Third, collective security arrangements presume that all actors will see a breach the same way and agree upon a response. However, global economics virtually guarantees that even in the face of unambiguous Chinese economic warfare (which we are unlikely to get) some stakeholders will ask why their unmolested business interests with China should suffer in solidarity. Many will conclude that Chinese economic warfare against one sector creates opportunities in other sectors for the savvy.
Over the last few decades, China has become dominant in so many critical sectors that a bottom-up review of our reliance is necessary. China's dominance in the rare earth market is already declining because the Senkaku crisis changed the risk from abstract to concrete. Early signs from the Quad meeting and the decision to diversify supplies of microchips show the Biden administration recognizes the threat the same way the Trump administration did.

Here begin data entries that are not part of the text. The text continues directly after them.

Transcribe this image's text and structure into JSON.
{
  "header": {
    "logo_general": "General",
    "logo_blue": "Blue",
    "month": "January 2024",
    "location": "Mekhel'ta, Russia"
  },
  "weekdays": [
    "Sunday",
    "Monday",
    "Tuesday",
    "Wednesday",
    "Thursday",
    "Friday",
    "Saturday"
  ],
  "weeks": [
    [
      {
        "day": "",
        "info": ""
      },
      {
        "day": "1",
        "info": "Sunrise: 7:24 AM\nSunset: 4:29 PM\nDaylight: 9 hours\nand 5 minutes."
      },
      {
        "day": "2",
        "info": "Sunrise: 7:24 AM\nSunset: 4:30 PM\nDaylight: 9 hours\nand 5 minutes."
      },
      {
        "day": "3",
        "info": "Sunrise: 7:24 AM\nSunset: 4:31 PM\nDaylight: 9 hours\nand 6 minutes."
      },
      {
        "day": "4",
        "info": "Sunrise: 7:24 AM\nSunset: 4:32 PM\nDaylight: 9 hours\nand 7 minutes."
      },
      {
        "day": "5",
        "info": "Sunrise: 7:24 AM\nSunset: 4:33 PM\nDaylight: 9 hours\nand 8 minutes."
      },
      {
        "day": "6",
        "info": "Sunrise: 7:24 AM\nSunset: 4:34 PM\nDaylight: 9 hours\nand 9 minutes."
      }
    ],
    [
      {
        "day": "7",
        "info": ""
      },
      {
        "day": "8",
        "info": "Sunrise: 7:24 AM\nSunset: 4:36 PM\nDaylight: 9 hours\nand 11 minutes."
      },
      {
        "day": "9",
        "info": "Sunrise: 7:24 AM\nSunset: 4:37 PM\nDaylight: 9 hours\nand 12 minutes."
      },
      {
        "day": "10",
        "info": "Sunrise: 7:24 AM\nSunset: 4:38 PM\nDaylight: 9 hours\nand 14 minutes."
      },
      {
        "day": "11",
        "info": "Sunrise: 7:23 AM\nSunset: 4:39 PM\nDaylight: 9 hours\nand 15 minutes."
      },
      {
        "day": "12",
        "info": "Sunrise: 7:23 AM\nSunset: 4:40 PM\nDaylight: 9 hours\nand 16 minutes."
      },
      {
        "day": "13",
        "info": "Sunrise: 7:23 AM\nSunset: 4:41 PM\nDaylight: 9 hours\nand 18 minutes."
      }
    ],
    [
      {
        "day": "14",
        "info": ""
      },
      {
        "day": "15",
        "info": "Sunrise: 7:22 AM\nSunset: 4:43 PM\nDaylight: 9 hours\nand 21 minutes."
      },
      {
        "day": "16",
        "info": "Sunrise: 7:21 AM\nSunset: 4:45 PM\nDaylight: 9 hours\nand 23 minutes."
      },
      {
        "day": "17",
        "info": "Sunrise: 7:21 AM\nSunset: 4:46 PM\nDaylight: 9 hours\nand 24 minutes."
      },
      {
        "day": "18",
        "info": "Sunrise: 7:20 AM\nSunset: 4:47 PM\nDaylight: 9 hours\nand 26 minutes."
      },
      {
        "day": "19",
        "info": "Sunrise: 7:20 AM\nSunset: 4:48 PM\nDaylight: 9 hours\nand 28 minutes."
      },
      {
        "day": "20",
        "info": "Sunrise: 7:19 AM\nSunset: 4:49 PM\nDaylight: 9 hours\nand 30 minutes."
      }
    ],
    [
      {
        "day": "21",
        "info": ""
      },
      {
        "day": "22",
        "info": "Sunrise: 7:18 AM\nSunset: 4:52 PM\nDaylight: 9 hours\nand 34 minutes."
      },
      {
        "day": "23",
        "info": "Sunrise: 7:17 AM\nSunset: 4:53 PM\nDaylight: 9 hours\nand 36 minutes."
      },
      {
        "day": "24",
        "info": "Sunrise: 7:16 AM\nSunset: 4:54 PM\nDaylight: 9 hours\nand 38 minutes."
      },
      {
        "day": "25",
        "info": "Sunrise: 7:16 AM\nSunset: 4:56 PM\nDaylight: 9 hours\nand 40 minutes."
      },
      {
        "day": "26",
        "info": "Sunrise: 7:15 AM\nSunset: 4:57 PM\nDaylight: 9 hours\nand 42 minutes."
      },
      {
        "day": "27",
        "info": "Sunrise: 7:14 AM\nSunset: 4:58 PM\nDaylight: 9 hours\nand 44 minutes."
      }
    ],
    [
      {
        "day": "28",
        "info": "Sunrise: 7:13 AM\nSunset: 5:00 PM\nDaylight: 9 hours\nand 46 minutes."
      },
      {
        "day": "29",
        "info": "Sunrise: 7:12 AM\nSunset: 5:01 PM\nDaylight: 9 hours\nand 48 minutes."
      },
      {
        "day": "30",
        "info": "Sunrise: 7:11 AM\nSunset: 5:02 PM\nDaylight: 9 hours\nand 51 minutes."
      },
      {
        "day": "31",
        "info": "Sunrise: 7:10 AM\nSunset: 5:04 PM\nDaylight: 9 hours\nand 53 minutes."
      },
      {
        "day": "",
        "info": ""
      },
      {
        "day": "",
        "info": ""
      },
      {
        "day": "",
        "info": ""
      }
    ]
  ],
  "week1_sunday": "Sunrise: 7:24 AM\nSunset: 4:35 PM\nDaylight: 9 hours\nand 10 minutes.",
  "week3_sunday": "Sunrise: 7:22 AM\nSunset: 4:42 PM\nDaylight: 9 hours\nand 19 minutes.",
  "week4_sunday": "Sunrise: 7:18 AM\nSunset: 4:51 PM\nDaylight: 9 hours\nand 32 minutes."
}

This is why the U.S. needs a coordinated, whole-of-government approach if we are to remain a credible alliance partner. To date, most U.S. action is in the military domain via the Asia Reinsurance Initiative Act and the Pacific Deterrence Initiative. These are geared toward hardening and dispersing U.S. military capabilities, promoting democracy and transparent government, and furthering resiliency.
We now know that if China has a substantial stake in a specific sector with another country, Beijing will use it as a tool of economic coercion. So the obvious solution is to diversify as much as possible and remove the temptation for China's planners. That will take some work. We should get started.